Wednesday, March 12, 2008

Pacific Menehune traditions: new "small people" in Palau

Researchers have discovered a clan of Menehune-sized humans in caves on the island of Palau.

It is the second recent example in the Pacific of what appears to be a miniature race.

(Image: Views of adult skulls found in the Palau caves. Credit: PLoS One.)

The previous finding—reported in 2004—on the Indonesian island of Flores, was of a group of small people, who have been described as a separate species from humans, under the name Homo floresiensis. (As opposed to modern humans, Homo sapiens.)

It raises the question of whether the actual existence of miniature people in the Pacific may have generated the traditions in the Islands of a race of small forest people, among them the Hawaiian Menehune. There have been no discoveries of similarly small human-like remains in Hawai'i.

Palau lies in western Micronesia. The Hawaiian voyaging canoe Hokule'a visited Palau in 2007 on its extended voyage through the eastern Pacific and on to Japan.

The new Palau finding was published in the online journal PloS One, under the title, “Small-Bodied Humans from Palau, Micronesia.” The authors are Lee Berger and Bonita De Klerk of South Africa's Institute for Human Origins and the Bernard Price Institute for Palaeontology, School of GeoSciences, University of the Witwatersrand, along with Steven Churchill of Duke University's Department of Biological Anthropology and Anatomy, and Rhonda Quinn of Rutgers University's Department of Earth and Planetary Sciences.

The authors do not suggest that the Palau samples necessarily represent a different species from humans. Rather, they argue that these might be pygmies—humans whose size has diminished over time, just as other species can sometimes dramatically change size in island environments.

But there are odd things about the findings.
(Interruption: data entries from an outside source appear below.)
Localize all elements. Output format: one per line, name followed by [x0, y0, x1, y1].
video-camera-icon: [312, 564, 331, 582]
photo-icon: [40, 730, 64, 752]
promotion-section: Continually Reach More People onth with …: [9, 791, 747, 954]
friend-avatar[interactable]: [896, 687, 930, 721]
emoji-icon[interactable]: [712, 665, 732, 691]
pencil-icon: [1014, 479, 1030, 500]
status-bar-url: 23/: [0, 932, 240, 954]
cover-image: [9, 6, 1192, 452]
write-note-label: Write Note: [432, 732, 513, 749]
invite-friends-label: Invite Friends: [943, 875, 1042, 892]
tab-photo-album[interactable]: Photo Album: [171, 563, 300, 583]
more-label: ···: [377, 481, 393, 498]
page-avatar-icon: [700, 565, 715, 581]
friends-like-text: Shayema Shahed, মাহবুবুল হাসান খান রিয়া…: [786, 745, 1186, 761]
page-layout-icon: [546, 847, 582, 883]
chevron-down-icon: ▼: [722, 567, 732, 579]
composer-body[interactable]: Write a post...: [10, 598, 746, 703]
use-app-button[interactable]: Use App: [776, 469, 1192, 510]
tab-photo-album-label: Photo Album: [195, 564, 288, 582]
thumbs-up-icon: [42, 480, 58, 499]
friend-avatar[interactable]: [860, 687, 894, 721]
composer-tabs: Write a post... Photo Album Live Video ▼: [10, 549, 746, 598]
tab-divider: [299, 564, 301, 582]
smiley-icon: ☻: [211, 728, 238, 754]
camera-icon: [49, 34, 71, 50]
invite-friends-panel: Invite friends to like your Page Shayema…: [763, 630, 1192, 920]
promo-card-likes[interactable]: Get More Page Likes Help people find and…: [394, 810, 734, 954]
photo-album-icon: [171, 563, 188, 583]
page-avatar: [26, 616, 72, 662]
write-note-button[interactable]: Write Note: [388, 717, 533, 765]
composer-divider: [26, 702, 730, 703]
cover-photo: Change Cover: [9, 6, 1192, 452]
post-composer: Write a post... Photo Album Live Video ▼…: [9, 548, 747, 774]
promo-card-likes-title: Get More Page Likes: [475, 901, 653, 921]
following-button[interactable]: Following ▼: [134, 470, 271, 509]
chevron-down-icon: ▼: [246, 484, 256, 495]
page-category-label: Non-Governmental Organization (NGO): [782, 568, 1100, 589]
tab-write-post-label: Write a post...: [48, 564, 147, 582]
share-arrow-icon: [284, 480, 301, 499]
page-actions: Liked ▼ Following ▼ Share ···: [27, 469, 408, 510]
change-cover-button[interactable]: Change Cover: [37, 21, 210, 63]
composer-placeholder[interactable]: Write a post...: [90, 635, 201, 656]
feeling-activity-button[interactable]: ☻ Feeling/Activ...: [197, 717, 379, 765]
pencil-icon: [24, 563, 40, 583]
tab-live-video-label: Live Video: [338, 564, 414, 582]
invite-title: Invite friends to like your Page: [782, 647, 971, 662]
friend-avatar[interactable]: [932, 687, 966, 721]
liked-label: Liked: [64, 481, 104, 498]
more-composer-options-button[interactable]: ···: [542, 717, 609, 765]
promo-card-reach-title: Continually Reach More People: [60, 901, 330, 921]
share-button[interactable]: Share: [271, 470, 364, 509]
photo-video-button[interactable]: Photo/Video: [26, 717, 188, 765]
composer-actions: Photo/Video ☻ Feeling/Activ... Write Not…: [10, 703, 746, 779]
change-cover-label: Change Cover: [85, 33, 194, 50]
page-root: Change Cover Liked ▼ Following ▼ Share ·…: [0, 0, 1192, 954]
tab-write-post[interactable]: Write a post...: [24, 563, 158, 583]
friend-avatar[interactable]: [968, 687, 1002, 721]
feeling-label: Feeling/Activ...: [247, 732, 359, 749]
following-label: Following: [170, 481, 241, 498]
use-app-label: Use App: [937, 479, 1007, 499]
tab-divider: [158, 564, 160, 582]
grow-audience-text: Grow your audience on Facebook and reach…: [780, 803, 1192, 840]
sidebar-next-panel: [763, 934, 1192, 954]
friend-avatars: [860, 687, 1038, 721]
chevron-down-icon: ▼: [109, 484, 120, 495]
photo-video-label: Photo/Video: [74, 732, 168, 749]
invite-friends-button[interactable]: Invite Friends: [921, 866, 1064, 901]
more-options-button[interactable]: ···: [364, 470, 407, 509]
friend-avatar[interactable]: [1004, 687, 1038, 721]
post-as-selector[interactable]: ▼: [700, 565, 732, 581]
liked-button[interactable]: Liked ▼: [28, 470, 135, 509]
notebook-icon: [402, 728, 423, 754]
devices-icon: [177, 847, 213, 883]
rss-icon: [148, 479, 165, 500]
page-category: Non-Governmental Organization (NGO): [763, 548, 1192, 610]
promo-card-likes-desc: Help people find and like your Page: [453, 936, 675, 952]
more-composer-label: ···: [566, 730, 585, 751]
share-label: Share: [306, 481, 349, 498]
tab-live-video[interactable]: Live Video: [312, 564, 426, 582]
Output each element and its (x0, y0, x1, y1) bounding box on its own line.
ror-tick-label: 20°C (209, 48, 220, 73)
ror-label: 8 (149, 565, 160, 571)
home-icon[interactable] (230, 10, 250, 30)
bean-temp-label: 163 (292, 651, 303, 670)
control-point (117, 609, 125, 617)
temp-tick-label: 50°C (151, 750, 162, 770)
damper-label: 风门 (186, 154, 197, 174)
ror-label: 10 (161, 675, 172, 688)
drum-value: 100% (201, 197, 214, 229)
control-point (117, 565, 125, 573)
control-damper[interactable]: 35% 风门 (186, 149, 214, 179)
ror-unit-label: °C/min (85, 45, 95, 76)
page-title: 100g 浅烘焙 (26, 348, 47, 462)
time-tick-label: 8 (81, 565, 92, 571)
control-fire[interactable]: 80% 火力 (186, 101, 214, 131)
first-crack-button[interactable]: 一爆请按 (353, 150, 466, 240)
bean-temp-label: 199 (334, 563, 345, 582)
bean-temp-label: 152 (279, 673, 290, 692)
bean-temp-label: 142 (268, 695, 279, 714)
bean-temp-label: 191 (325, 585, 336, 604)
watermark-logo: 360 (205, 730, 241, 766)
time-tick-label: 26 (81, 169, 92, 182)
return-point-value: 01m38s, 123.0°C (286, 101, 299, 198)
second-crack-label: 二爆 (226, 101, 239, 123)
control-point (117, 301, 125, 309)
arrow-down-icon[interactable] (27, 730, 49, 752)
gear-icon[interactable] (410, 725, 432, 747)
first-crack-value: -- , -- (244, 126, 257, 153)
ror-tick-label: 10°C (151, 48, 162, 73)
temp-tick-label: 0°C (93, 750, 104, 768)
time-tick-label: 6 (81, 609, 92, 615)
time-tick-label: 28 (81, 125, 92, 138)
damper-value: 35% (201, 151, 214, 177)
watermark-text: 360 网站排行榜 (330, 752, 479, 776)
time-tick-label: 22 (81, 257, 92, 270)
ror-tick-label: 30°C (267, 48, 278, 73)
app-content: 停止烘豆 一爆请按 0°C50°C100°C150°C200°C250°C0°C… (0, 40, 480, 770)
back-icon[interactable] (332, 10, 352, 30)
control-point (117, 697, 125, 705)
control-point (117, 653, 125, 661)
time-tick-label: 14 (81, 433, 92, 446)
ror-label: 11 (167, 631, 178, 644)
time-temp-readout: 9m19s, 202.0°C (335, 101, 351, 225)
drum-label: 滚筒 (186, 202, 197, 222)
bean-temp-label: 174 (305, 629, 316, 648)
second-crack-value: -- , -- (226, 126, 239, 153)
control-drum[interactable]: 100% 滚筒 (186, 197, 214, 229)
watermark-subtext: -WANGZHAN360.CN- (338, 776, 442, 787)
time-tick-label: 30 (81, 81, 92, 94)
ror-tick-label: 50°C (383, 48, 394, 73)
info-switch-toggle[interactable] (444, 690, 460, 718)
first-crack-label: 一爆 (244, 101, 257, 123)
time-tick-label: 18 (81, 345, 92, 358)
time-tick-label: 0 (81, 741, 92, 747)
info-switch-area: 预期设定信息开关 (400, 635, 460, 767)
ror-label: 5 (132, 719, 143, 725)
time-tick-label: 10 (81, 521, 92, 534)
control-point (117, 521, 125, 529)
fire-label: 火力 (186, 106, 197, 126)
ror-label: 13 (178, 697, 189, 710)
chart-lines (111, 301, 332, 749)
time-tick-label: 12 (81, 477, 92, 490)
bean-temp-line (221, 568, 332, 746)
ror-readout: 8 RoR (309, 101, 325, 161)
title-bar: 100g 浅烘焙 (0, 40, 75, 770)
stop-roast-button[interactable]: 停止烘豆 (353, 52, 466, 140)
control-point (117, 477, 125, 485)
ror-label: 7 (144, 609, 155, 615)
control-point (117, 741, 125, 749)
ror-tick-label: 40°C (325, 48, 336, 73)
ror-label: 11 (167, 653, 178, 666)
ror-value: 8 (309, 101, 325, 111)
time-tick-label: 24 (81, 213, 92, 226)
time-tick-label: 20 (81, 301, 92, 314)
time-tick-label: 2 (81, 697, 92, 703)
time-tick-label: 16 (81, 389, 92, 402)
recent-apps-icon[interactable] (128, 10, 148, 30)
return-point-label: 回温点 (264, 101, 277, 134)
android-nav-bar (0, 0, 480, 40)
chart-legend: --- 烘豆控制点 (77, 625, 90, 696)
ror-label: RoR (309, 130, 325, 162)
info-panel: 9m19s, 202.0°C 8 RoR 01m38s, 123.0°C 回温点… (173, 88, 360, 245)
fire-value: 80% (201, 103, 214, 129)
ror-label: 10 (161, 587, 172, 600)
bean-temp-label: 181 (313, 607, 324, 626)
“First, individuals from the older time horizons are small in body size even relative to 'pygmoid' populations from Southeast Asia and Indonesia, and thus may represent a marked case of human insular dwarfism. Second, while possessing a number of derived features that align them with Homo sapiens, the human remains from Palau also exhibit several skeletal traits that are considered to be primitive for the genus Homo,” they write.

The remains were found in limestone cave environments in the rock islands of Palau. The small individuals represent remains found in two separate burial caves. The caves apparently were only used for burials, since there was no associated material suggesting they were also habitation caves.

And they appear to come from a period well after normal-sized humans first arrived at Palau, which is estimated at 3,000 to 4,500 years ago. Radiocarbon dates on the bone of the Palau Menehune suggested the miniature individuals lived between 1420 and 2890 years ago, or roughly 900 BC to 600 AD.

(The Flores remains are graybeards by comparison—well in excess of 10,000 years old.)

Wave action or other disturbance had moved the Palau bones around, and the researchers were unable to recover complete skeletal remains. They cautioned that “these limitations make it impossible for us to make definitive statements about critical aspects of skeletal morphology in these ancient Palauans—namely brain size and body proportions.”

But they were able to determine that while a few of the remains were of children, many were of mature individuals. And from what they found, they concluded that some of the individuals when alive may have weighed from less than 70 to nearly 100 pounds, that they had small faces, and brains that are the smaller end of the normal range for humans.

The Palau small folks were similar in some ways to the Flores “hobbits,” but not identical to them.

Scientists left many of the remains in place, encased in hardened sediment, and they said further investigation might reveal more about the Palauan small people.

It is clear that under certain circumstances, forms of life can dramatically change size. Sometimes they can get larger, like sheep-sized Hawaiian flightless ducks that evolved from small migrant flying ducks. And sometimes, things shrink.

Among humans, this is not unknown.

“Pygmy populations are known from mainland tropical forests and tropical island settings in Africa and Southeast Asia, reflecting parallel cases of dwarfing in response to the combined factors of relative genetic isolation, a reduced resource base, hot and humid climates, hilly topography, thick undergrowth of vegetation, and (in certain island contexts) an absence of terrestrial predators,” the authors of “Small-Bodied Humans” write.

Their conclusion suggests that the Flores Menehune and the Palau Menehune may simply represent examples of what happens to humans in certain difficult environmental situations:
“Based on the evidence from Palau, we hypothesize that reduction in the size of the face and chin, large dental size and other features noted here may in some cases be correlates of extreme body size reduction in H. sapiens. These features when seen in Flores may be best explained as correlates of small body size in an island adaptation, regardless of taxonomic affinity. Under any circumstances the Palauan sample supports at least the possibility that the Flores hominins are simply an island adapted population of H. sapiens, perhaps with some individuals expressing congenital abnormalities.”